Torna a grande richiesta (*vecchie afone che intonano Osanna senza l’ausilio della chitarra in chiesa*) la rubrica ”Shitty Review”, pensata per non aiutarvi a decidere se comprare o meno il libro tal dei tali. 
Per scoprire l’interessante (EHHH) genesi di questa rubrica sbomballante clicca qui.

***
96396814_675598969908518_8652792413334536192_n”Ecco, mi accingo a criticare Donna Tartt, la mia lapidazione è forse vicina ma francamente me ne infischio. La narrazione è più lenta di una tartaruga in hangover, più incartata del leggendario motorino scassato di mio zio Dgianni (la d è muta) che per avviarlo e arrivare a destinazione in tempo bisognava uscì da casa il giorno prima. 
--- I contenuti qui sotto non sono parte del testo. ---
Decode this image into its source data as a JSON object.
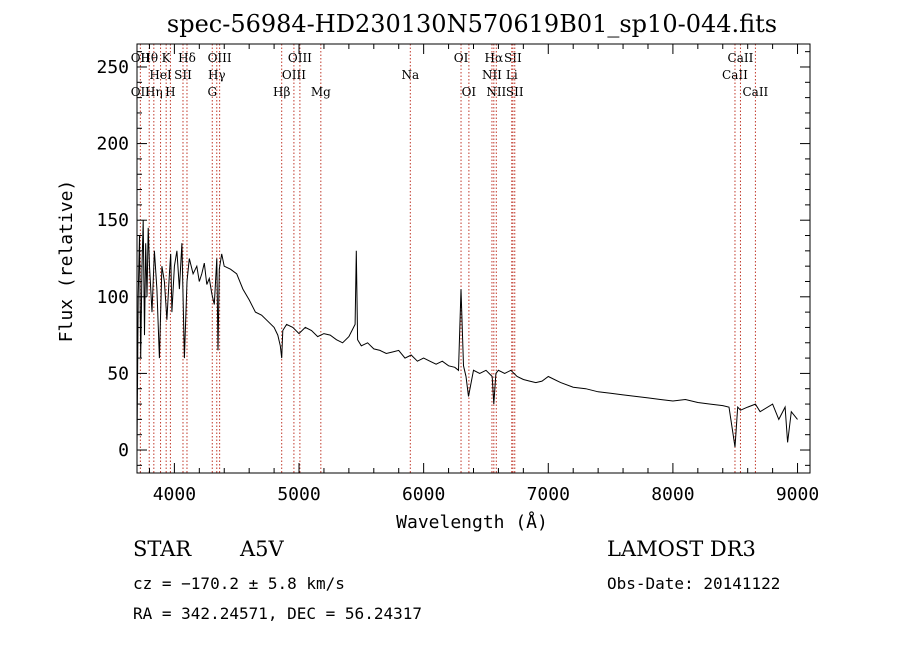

Parole pompose per spiegare concetti stupidi, probabilmente per renderli incomprensibili a noi miseri mortali impegnati nella lettura; personaggi non simpatici, non antipatici, assolutamente neutri, troppo fastidiosi e saccenti per ritrovarsi tutti nella stessa storia. Sto libro c’ha 622 pagine ma se poteva risolve tutto in 62, che forse erano pure troppe. 
Però…

M’ha preso. Come quando m’intrippo a guardare i video dei pinguini in marcia su Youtube alle 3 di mattina, o me pijo na scuffia per il mezzo cesso di turno.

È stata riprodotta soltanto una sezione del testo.